I saw a lot of really interesting patients. I mostly just followed the other techs and the doctors around, but I was able to do a few visual fields. Basically, I sit in a dark room with a stranger and make sure they don't look away from a little tiny light in a box as they try to see flashing lights in their peripheral vision. The test takes about 6 minutes per eye. Old people tend to fall asleep while taking the test and I have to be the one to say, "OK, be sure to keep your eyes nice and wide! Don't get sleepy! Only 4 more minutes to go! You're doing great! Don't look away! Stop looking around! Keep looking at the light in front of you! No, stop looking around!" And other things like that.
I saw a really gross eye today. I try to describe it in as much gruesome (it took me 4 tries to spell that right) detail, so if you're squeamish, skip to the next paragraph. So this older guy came into our office a couple of weeks ago to get one of his eyes taken out. I'm not sure why that needed to happen, but it does happen sometimes if you have things like a super nasty infection or a bad cancer or things like that. Anyway, he came in today because his empty eye socket was completely filled with bloody ... stuff. I walked into his room and screamed in my mind. His eyelid over his eye socket was bulging forward and there was a huge bloody mass underneath it. There was a heavy trickle of blood seeping out of his eye, down on to his cheek. He had a tissue that he would use to keep the blood off his shirt. The craziest part was that he didn't seem to be in any sort of pain. Maybe he was on a lot of pain killers. I don't know. And then, the doctor came in to look at it and was touching it and pulling his eye lid back and things and said, "Oh yeah, this can happen sometimes," in the most casual voice in the world. I was contemplating drawing a picture for you in Paint, but that wouldn't be fair to the squeamish people who skipped this paragraph.

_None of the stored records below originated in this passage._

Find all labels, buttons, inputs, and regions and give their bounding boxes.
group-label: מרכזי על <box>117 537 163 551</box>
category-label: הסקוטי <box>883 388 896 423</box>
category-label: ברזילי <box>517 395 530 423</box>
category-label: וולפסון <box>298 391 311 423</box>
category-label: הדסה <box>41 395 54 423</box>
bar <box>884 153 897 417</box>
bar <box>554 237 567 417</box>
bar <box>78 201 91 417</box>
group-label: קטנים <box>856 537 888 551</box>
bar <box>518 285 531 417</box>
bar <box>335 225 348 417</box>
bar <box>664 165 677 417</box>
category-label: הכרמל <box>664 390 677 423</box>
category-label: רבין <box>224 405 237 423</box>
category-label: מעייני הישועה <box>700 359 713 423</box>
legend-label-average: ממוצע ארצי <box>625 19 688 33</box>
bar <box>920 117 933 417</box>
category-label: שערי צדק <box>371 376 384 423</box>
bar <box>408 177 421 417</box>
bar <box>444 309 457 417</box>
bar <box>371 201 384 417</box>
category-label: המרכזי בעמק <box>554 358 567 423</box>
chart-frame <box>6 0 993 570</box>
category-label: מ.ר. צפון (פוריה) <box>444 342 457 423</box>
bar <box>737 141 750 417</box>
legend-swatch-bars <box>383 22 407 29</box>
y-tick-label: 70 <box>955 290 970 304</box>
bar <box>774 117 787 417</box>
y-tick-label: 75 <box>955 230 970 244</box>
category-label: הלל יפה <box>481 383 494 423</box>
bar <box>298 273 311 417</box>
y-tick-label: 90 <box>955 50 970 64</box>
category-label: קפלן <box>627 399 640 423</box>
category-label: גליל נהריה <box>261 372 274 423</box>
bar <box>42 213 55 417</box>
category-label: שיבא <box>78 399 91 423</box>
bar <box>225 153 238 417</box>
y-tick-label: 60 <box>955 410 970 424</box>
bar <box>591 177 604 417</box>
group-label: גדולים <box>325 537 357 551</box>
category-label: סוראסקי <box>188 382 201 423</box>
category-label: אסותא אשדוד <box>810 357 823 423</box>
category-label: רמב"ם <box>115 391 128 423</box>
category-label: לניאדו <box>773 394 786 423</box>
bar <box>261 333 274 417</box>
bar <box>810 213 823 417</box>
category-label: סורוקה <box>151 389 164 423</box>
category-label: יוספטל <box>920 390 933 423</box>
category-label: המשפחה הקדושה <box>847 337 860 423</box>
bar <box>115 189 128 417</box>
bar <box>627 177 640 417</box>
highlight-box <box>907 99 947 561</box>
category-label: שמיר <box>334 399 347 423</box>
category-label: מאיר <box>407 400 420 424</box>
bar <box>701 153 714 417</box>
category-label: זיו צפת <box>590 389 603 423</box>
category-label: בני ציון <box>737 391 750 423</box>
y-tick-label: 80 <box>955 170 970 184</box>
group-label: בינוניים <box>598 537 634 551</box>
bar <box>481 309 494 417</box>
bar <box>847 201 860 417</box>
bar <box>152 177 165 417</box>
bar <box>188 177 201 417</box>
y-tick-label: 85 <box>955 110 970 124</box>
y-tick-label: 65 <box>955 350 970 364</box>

Anyway, because of the heat wave that we were experiencing (luckily it has passed), I was thinking about frying an egg on the sidewalk. I didn't actually do it, but I was curious how hot it needs to be to fry an egg. It turns out that it probably won't ever get hot enough. I found this article on the Library of Congress' website. It says that eggs require a temperature of 158° F to become solid. A hot sidewalk was only found to conduct as much as 145° F. However, it did say you would probably have better luck frying an egg on some blacktop or on the hood of a car. Schmecker lecker!